I think a lot of it has to do with the realities of being a young man in today's world and how you see the future—how you've grown up, whether your family was happy, what your peers are like, whether you can see a future that makes sense for you. Can you see a path to being happy and healthy? Can you see graduating from high school, getting a job, getting an apartment, getting a girlfriend, getting a boat? You're still an Inuk and you still speak Inuktitut. You still go hunting.
There are communities where there is just a lot less hope, and I think in part it's because of weaker services and more trauma from the past, but isolation, in and of itself.... I'm not sure how we would wrap our heads around that.
Thank you, Natan and Jack, for being here. I appreciated your presentation today. It's been informative.
I don't have a lot of questions for you today. I think your presentations have been amazing. I've been reading this piece of paper right here, particularly on the risk factors. That's probably the number one thing, if we can mitigate the risk factors.

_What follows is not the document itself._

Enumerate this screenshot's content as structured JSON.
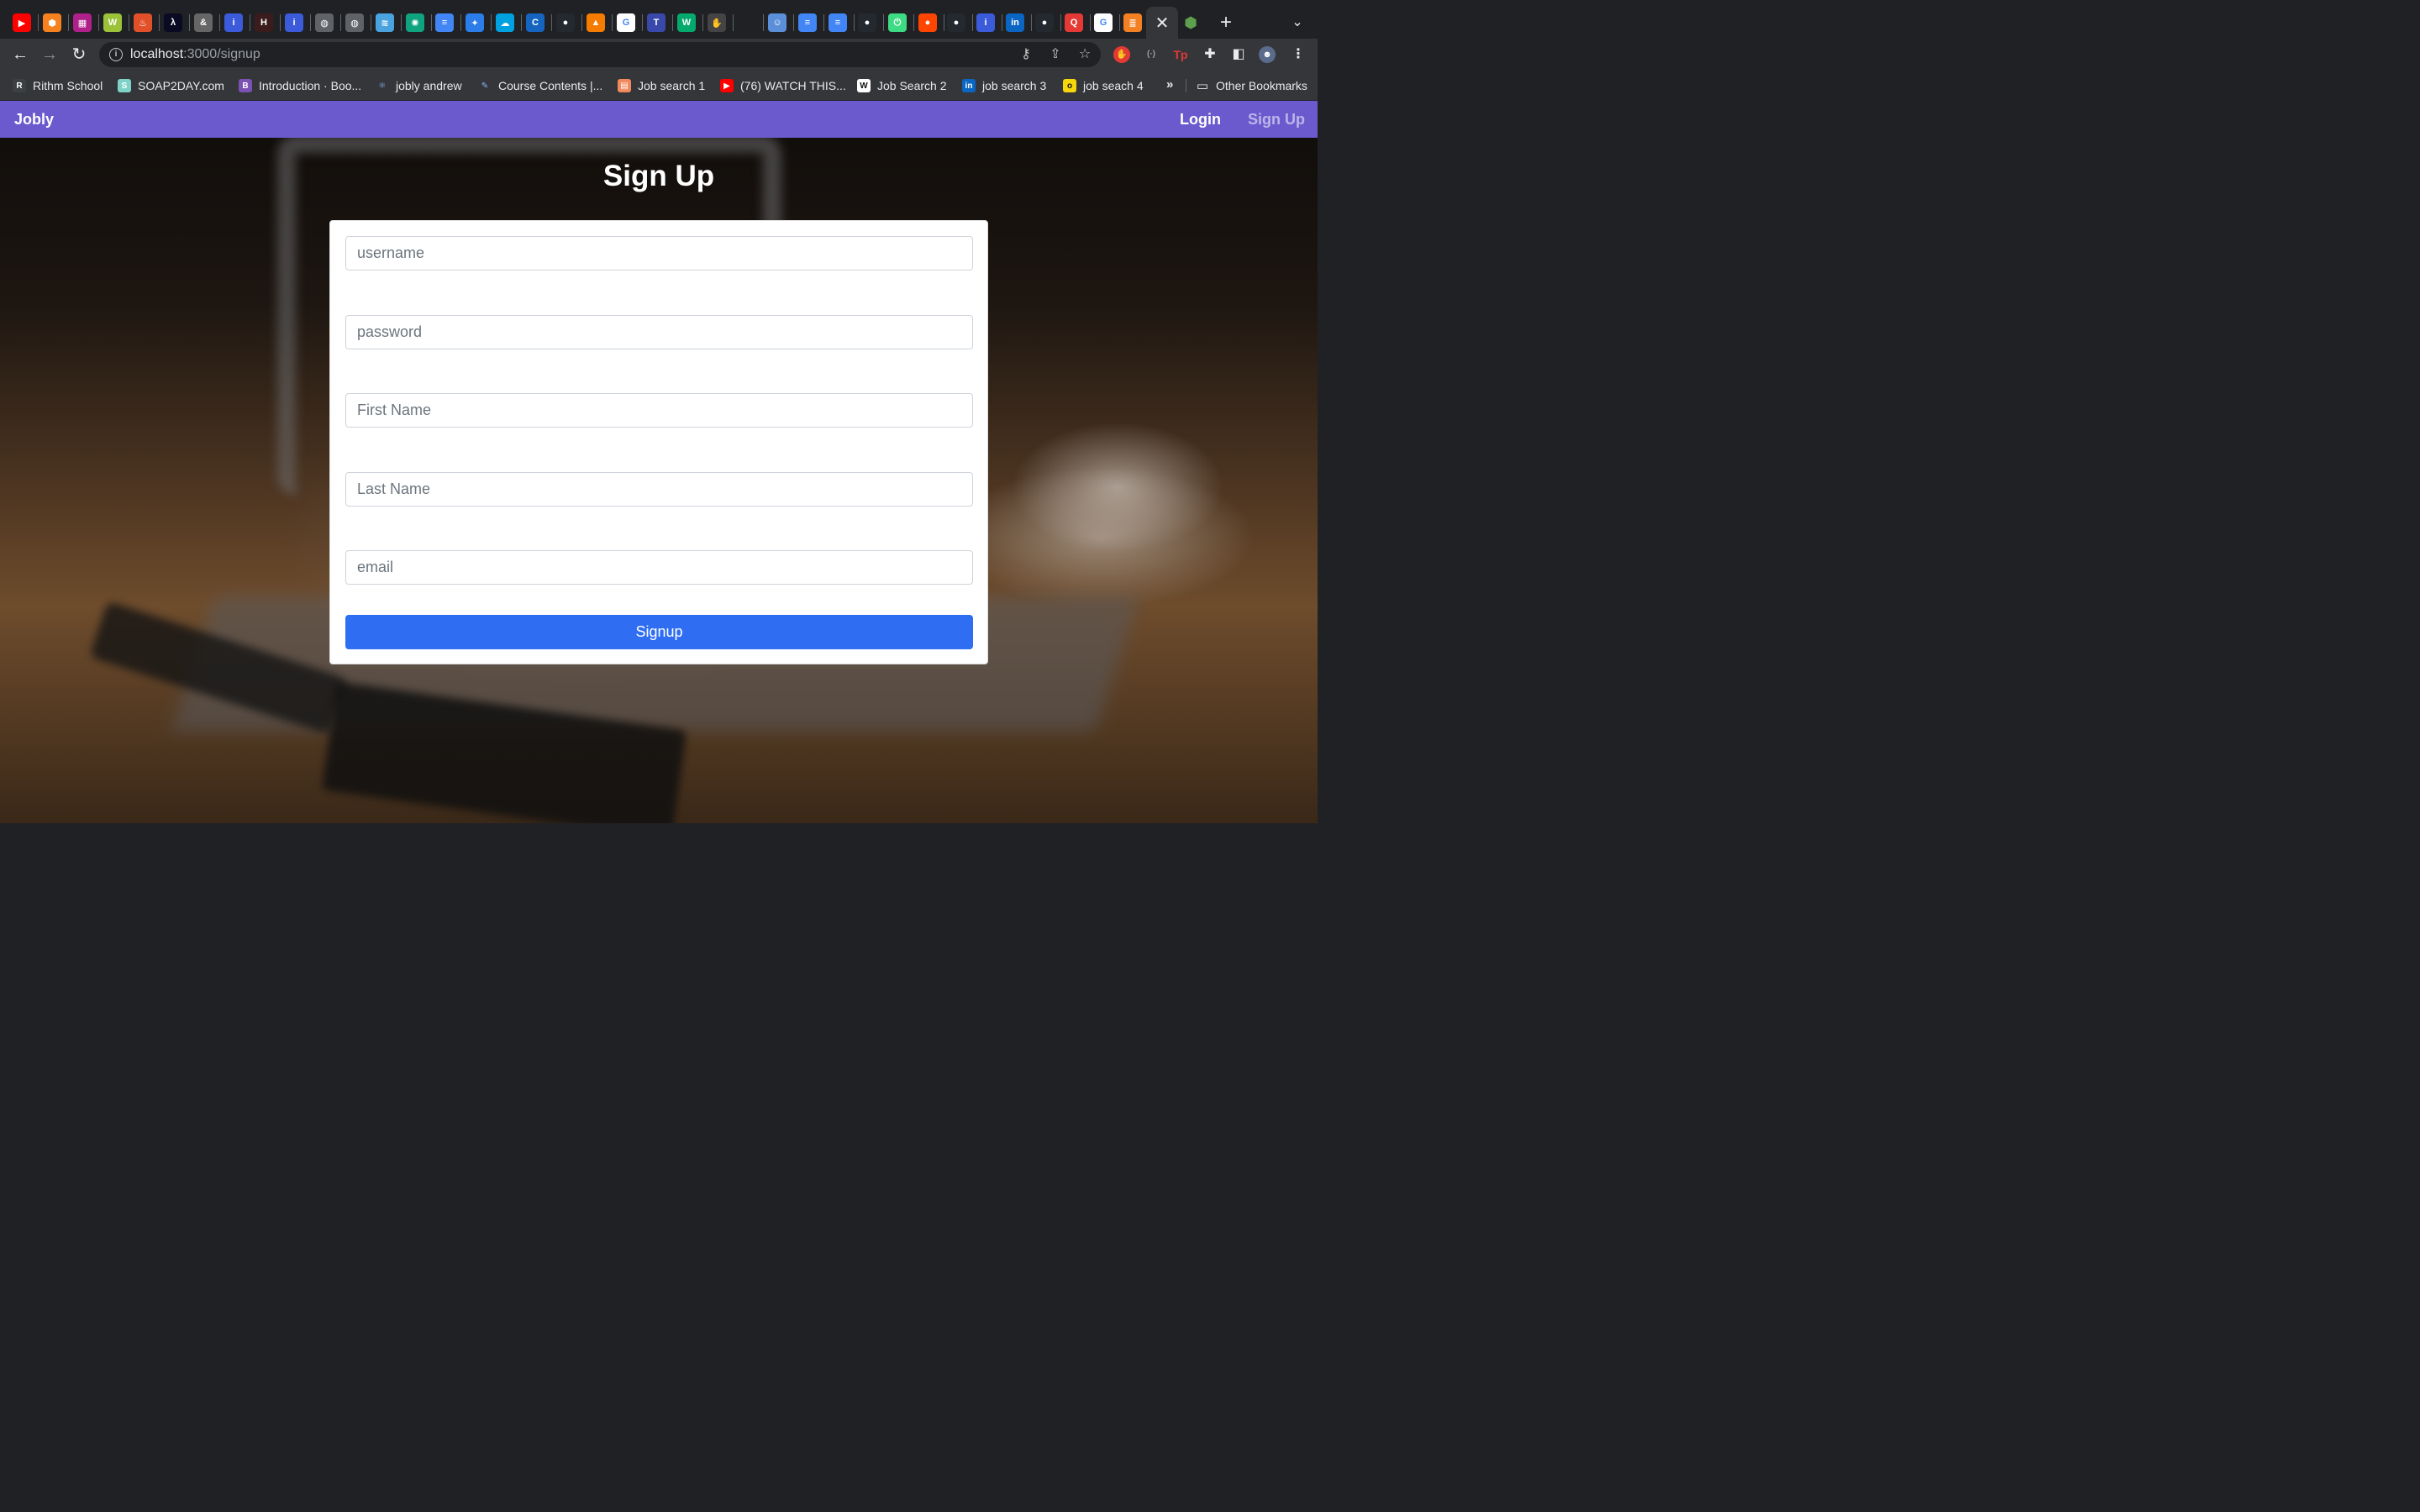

We've worked really hard on the protective factors for a while, specifically mental health. Every time there is a suicide crisis, there's a call for mental health workers. That's entirely a Band-Aid solution. We need to get past that. There is a culture of suicide, and we have to work to change that culture a little bit.
Natan, can you just explain or broaden that out a little bit for me? Is that the correct terminology to be used, “culture” of suicide? I have no experience with what you're talking about. It's foreign to me. Perhaps you could just broaden that out a little in terms of communities suffering from suicide.
I read here about family strength, and to me that seems obvious, but when you write it on a piece of paper, it's suddenly, “Oh yes, we have to worry about family strength.” How does that work, and how does community cohesion play into it? When I look at my own life, those things exist in my own life, and I can't see a reality without them.
Could you speak to that a little bit?